Mallory grimaced. “Which is just not possible. Even those of us who’ve lived here our whole lives tend to go away to school or travel or something. And day trips? Lots of good shopping in Columbia, Atlanta, other places within a day’s drive.”

“I was afraid of that,” Isabel said with a sigh.

With a nod, Mallory said, “That sort of thing is so common I doubt we could find anybody who was absent or took weekly day trips out of town during those six-week stretches specifically, not without questioning every soul in town and probably not then. Who remembers specific dates from years ago? And like I said, people travel on vacations or for business, go away to school. I was away in Georgia three years finishing college. It was four for you, wasn’t it, Rafe?”

“Yeah.
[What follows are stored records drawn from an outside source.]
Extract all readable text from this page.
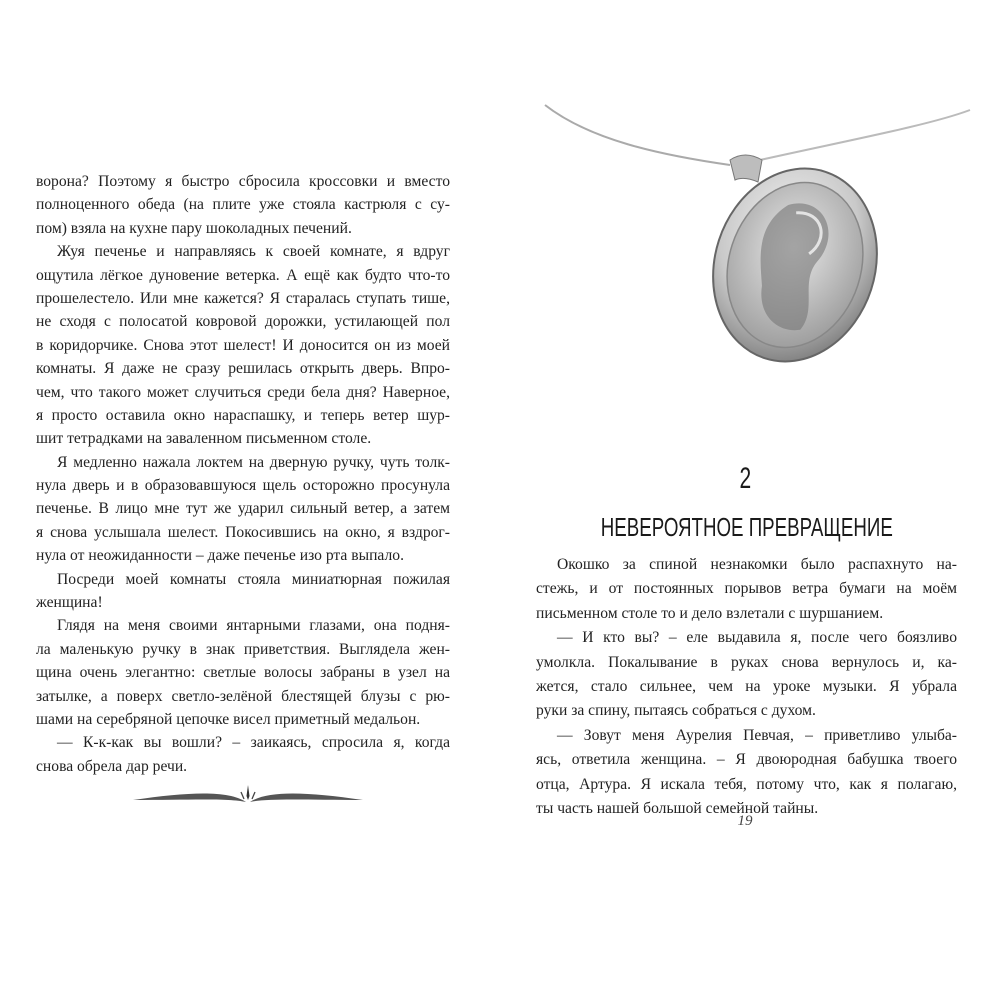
ворона? Поэтому я быстро сбросила кроссовки и вместо
полноценного обеда (на плите уже стояла кастрюля с су-
пом) взяла на кухне пару шоколадных печений.
Жуя печенье и направляясь к своей комнате, я вдруг
ощутила лёгкое дуновение ветерка. А ещё как будто что-то
прошелестело. Или мне кажется? Я старалась ступать тише,
не сходя с полосатой ковровой дорожки, устилающей пол
в коридорчике. Снова этот шелест! И доносится он из моей
комнаты. Я даже не сразу решилась открыть дверь. Впро-
чем, что такого может случиться среди бела дня? Наверное,
я просто оставила окно нараспашку, и теперь ветер шур-
шит тетрадками на заваленном письменном столе.
Я медленно нажала локтем на дверную ручку, чуть толк-
нула дверь и в образовавшуюся щель осторожно просунула
печенье. В лицо мне тут же ударил сильный ветер, а затем
я снова услышала шелест. Покосившись на окно, я вздрог-
нула от неожиданности – даже печенье изо рта выпало.
Посреди моей комнаты стояла миниатюрная пожилая
женщина!
Глядя на меня своими янтарными глазами, она подня-
ла маленькую ручку в знак приветствия. Выглядела жен-
щина очень элегантно: светлые волосы забраны в узел на
затылке, а поверх светло-зелёной блестящей блузы с рю-
шами на серебряной цепочке висел приметный медальон.
— К-к-как вы вошли? – заикаясь, спросила я, когда
снова обрела дар речи.
2
НЕВЕРОЯТНОЕ ПРЕВРАЩЕНИЕ
Окошко за спиной незнакомки было распахнуто на-
стежь, и от постоянных порывов ветра бумаги на моём
письменном столе то и дело взлетали с шуршанием.
— И кто вы? – еле выдавила я, после чего боязливо
умолкла. Покалывание в руках снова вернулось и, ка-
жется, стало сильнее, чем на уроке музыки. Я убрала
руки за спину, пытаясь собраться с духом.
— Зовут меня Аурелия Певчая, – приветливо улыба-
ясь, ответила женщина. – Я двоюродная бабушка твоего
отца, Артура. Я искала тебя, потому что, как я полагаю,
ты часть нашей большой семейной тайны.
19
And I went to Duke, in North Carolina.” He sighed. “It’s like Mal said, we’ve all traveled, been away from Hastings, most of us more than once. And people do take regular day trips, even out of state, for shopping or business. I get the feeling this isn’t going to help us narrow the list all that much.”

“Probably not,” Isabel agreed. “Although if we get lucky enough to find a suspect or two, we have some concrete questions to ask…”

Hollis didn’t intentionally tune out the discussion. She didn’t want to; despite the repetition of details she already knew, she was still new enough to the investigative process itself to find it interesting, even fascinating.

She wasn’t even aware at first that Isabel’s voice had faded into a peculiar hollow silence. But then she realized the discussion around her had gone distant, deadened. She felt the fine hairs on her body rise, her flesh tingle.

It was not a pleasant sensation.

She looked around the table at the others, watching their mouths move and hearing only a word now and then, muffled and indistinct. And they themselves appeared different to her. Dim, almost faded. They seemed to be growing ever more distant moment by moment, and that frightened her.